The Summit’s afternoon sessions included a discussion titled Market Makers (or Market Shakers?): A Chat on How the Ecosystem Will Evolve, led by Chris Cigarran, CEO of Imagine Health, and Debra A. Gold, Senior Vice President of Quantum Health. Chris and Debra discussed healthcare consumerism and insurance challenges and opportunities.
“If you want to focus on making change in healthcare, you’ve got to focus on where cost happens,” Chris stated. “Cost happens where care happens,” he emphasized.
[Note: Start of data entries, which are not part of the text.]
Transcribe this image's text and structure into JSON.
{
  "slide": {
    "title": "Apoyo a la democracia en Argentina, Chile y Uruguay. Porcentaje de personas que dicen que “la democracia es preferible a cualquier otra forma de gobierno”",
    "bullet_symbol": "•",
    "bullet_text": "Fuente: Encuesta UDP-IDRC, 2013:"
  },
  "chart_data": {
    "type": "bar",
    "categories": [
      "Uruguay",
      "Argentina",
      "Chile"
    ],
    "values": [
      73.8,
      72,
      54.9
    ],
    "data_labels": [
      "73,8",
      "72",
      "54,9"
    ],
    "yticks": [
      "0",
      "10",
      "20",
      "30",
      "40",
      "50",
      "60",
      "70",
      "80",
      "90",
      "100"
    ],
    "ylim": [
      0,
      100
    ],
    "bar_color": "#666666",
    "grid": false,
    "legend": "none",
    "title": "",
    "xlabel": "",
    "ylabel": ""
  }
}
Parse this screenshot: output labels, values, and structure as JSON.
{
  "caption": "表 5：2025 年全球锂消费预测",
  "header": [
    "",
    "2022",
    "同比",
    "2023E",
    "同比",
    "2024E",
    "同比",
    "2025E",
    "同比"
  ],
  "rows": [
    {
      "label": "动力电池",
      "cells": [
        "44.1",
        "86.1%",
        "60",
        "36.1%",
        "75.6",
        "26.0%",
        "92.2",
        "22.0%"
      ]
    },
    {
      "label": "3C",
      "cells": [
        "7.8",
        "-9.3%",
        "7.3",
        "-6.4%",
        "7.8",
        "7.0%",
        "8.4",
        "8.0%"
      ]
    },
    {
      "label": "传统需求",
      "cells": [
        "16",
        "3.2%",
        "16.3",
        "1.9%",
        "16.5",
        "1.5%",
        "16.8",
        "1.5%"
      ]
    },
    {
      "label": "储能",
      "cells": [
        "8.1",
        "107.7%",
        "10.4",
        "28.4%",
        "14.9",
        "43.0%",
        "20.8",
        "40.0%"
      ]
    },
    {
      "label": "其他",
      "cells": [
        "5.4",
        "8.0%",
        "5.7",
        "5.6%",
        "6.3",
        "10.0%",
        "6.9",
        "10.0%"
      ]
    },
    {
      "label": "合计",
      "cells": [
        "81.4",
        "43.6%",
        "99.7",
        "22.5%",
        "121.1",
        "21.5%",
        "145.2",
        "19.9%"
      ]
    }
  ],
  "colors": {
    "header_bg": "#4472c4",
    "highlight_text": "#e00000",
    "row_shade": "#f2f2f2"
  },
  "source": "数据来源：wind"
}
“It’s about that unchosen healthcare journey. It’s our responsibility to take it further,” added Debra. “Everybody is trying to build the same thing,” she noted, adding that creating meaningful innovation goes well beyond merely creating something that does not already exist.
At one of Wednesday’s afternoon sessions – Looking Back to Look Ahead: Where Do We Go From Here? – led by Niyum Gandhi, Executive Vice President & Chief Population Health Officer at Mount Sinai Health System, Todd Van Tol, Senior Vice President of Health Plan Business at Blue Cross Blue Shield of Michigan, and Michael Weissel, Optum’s Group Executive Vice President, key topics of discussion included population health, artificial intelligence, and healthcare’s accessibility.
“Population health used to be the most overused term in healthcare,” said Niyum on the current state of the industry. “What’s broken in our industry is that the consumer and customer are different. In other industries, they are more aligned. If you think about value, you need to improve value for both the consumer and the customer paying the bills to be successful.”
“We want to move towards where we use artificial intelligence and machine learning to identify patients most likely to be impacted by the interventions and identify what type of interventions have the best impacts in what types of patients,” he stressed. “Just because a patient is high cost doesn’t mean we should be spending all our resources on them.”
“If we looked at each person as a profit pool, we would have made different decisions,” added Todd. “We can’t fix healthcare in a vacuum.”
“I would be happy if as an industry we could have a mature discussion and have the right debate and dialogue about what access to healthcare means, how much we will pay for it, and how we will deliver it,” he said, reflecting on his vision for an ideal healthcare industry.
Concluded Michael, “I get most excited about how we can get consumers actively engaged in their own health. At the end of the day, a person has to change their behavior to make a difference in the healthcare system.”